Toilettes romaines et bâtons à éponge
Dans les toilettes publiques de Rome, une éponge sur un bâton—partagée par tout le monde.

Unknown — "Bronze stylus" (1st‒2nd century CE), public domain
Une éponge, des dizaines de Romains
Une rangée de sièges en marbre, sans séparation. Dans un coin, un seau rempli de vinaigre et d’eau. À l’intérieur flotte une éponge de mer attachée à un bâton de bois—le tersorium. Tout le monde s’en servait.
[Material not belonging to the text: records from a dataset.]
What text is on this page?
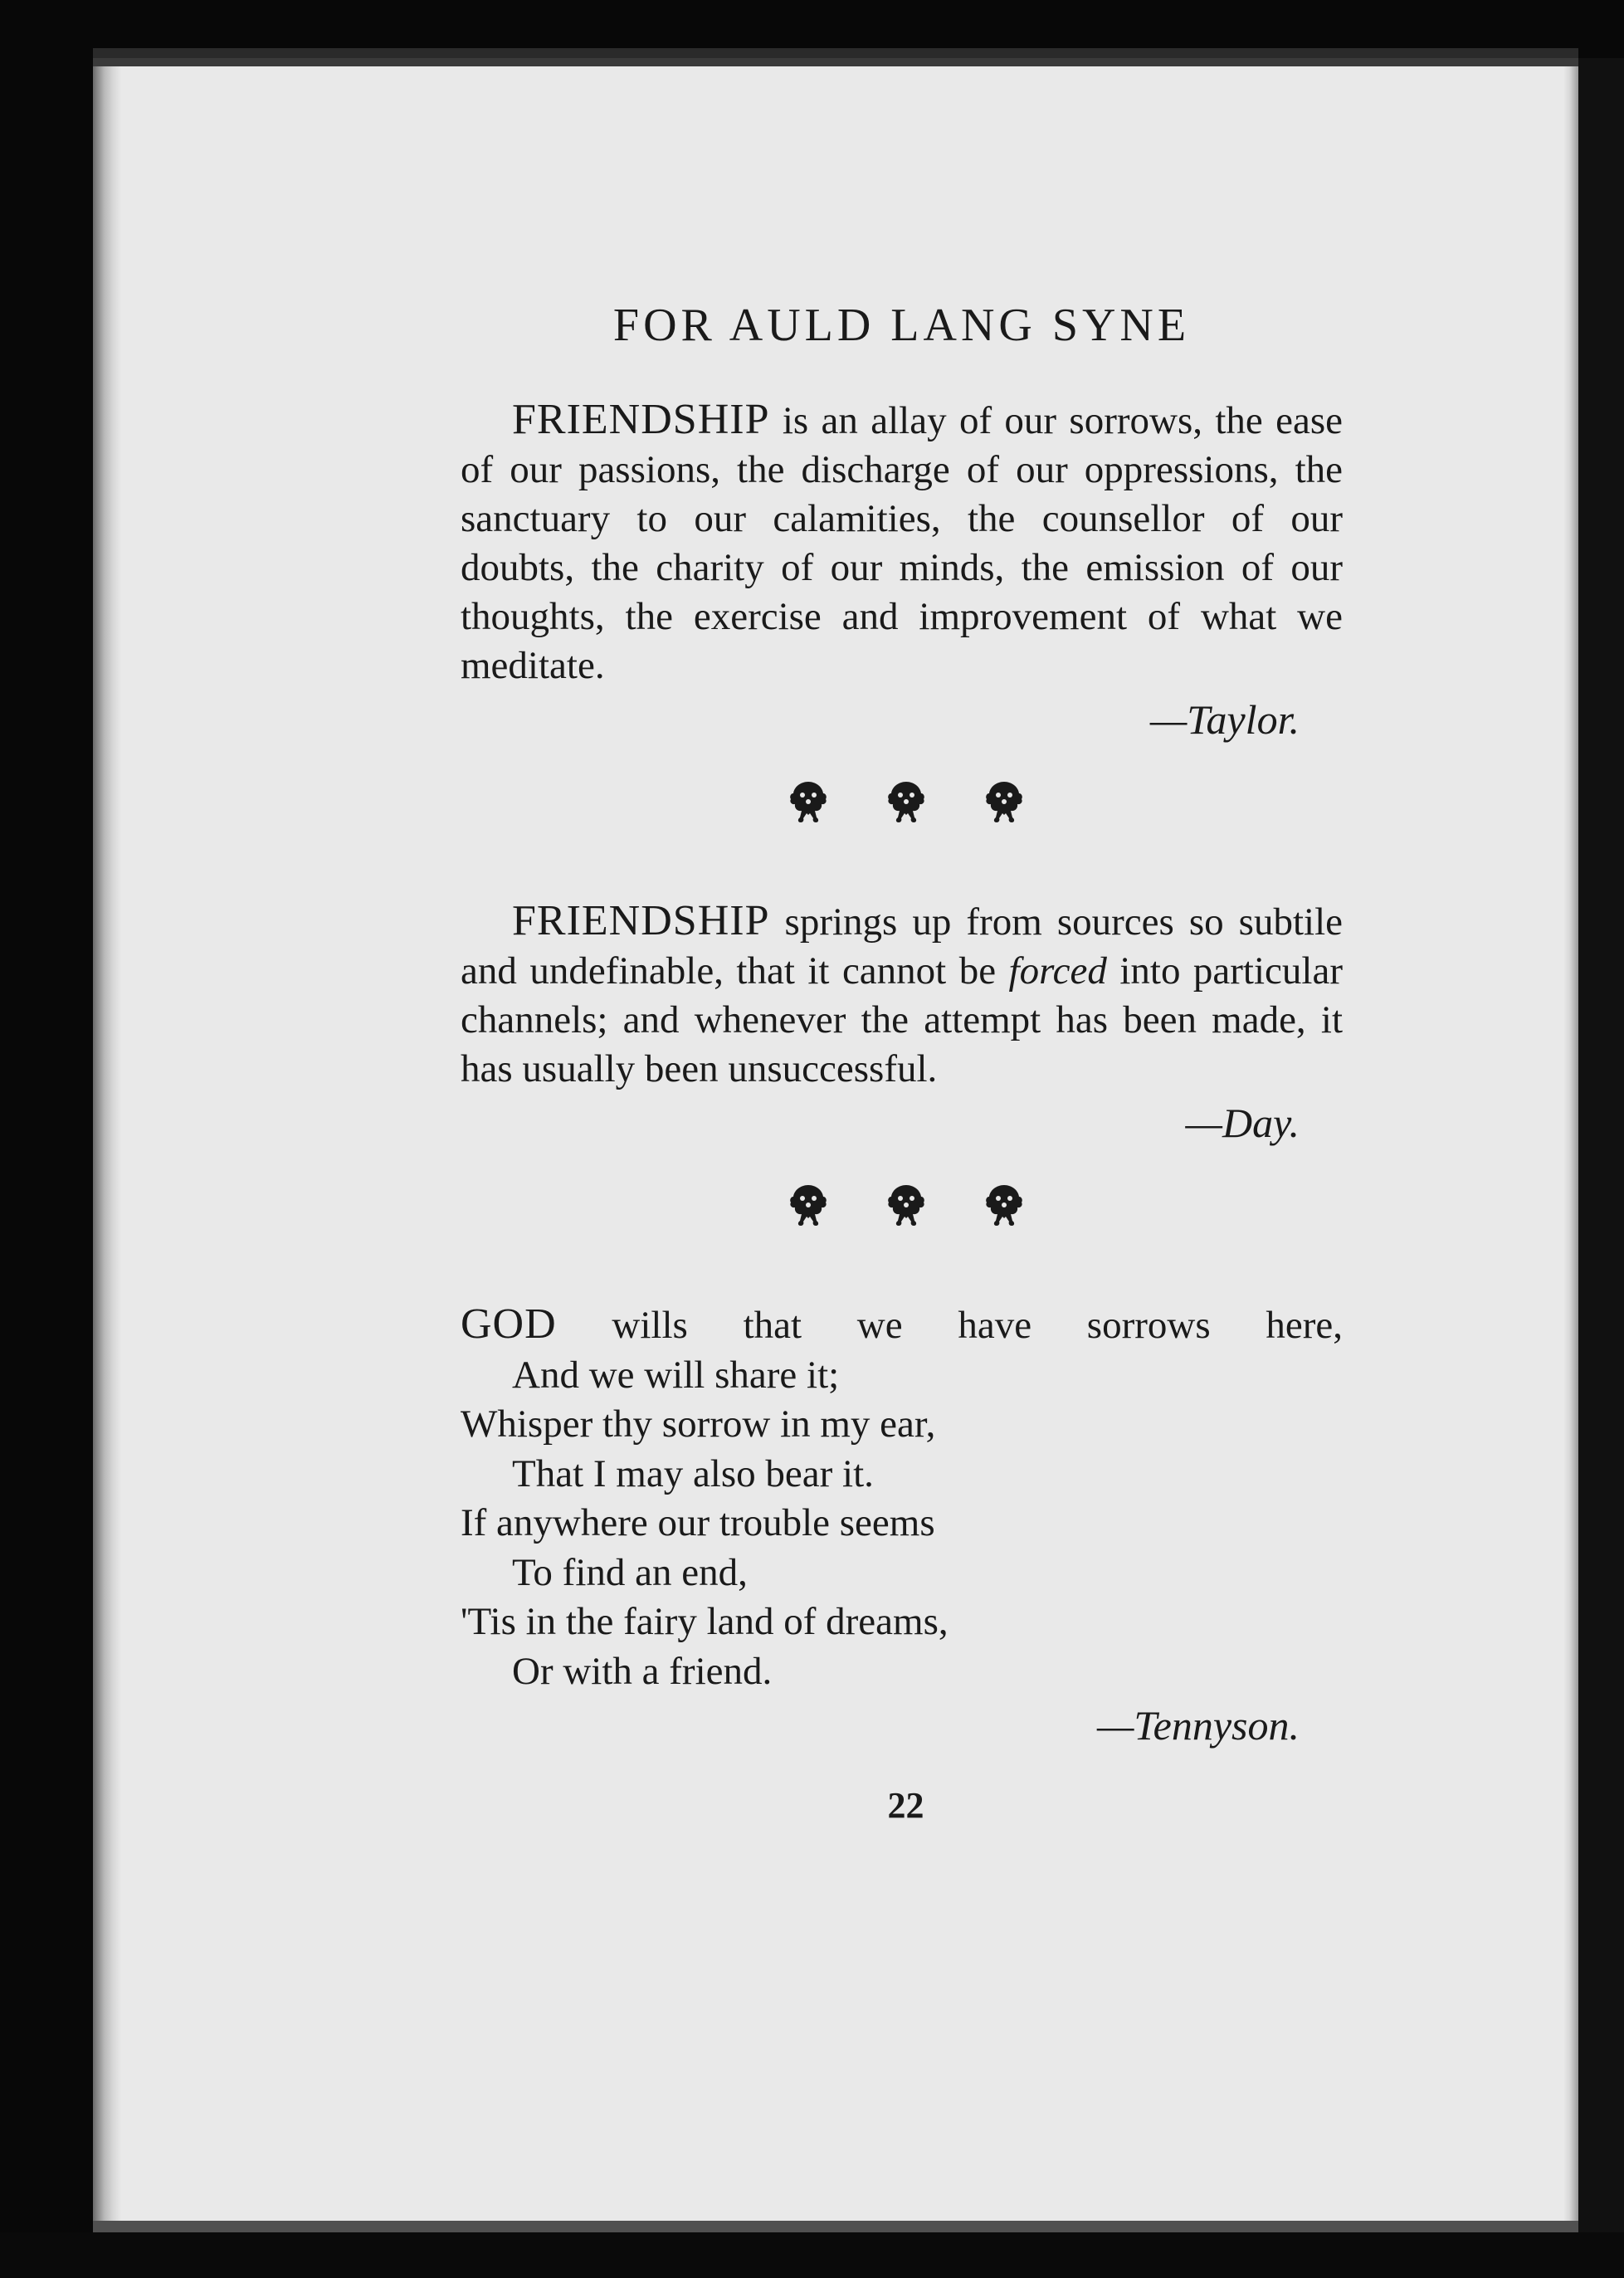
FOR AULD LANG SYNE

FRIENDSHIP is an allay of our sorrows, the ease of our passions, the discharge of our oppressions, the sanctuary to our calamities, the counsellor of our doubts, the charity of our minds, the emission of our thoughts, the exercise and improvement of what we meditate.

—Taylor.

FRIENDSHIP springs up from sources so subtile and undefinable, that it cannot be forced into particular channels; and whenever the attempt has been made, it has usually been unsuccessful.

—Day.
GOD wills that we have sorrows here,
And we will share it;
Whisper thy sorrow in my ear,
That I may also bear it.
If anywhere our trouble seems
To find an end,
'Tis in the fairy land of dreams,
Or with a friend.
—Tennyson.
22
Une fois terminé, on la rinçait et on la laissait au suivant.
Hygiène antique, version collaborative
Les archéologues ont retrouvé des traces d’excréments humains dans les canalisations de latrines antiques partout dans l’empire. Les auteurs—Sénèque et Martial en tête—se moquaient déjà du malaise. Les Romains pensaient que le vinaigre désinfectait. Les bactéries, sans doute, n’étaient pas d’accord.
Ce n’était pas que l’architecture qui rendait les villes romaines étouffantes. Même aux latrines, l’intimité était rare et l’hygiène, selon nos critères, douteuse. Le même bâton à éponge pouvait voir passer des dizaines de postérieurs en une seule journée.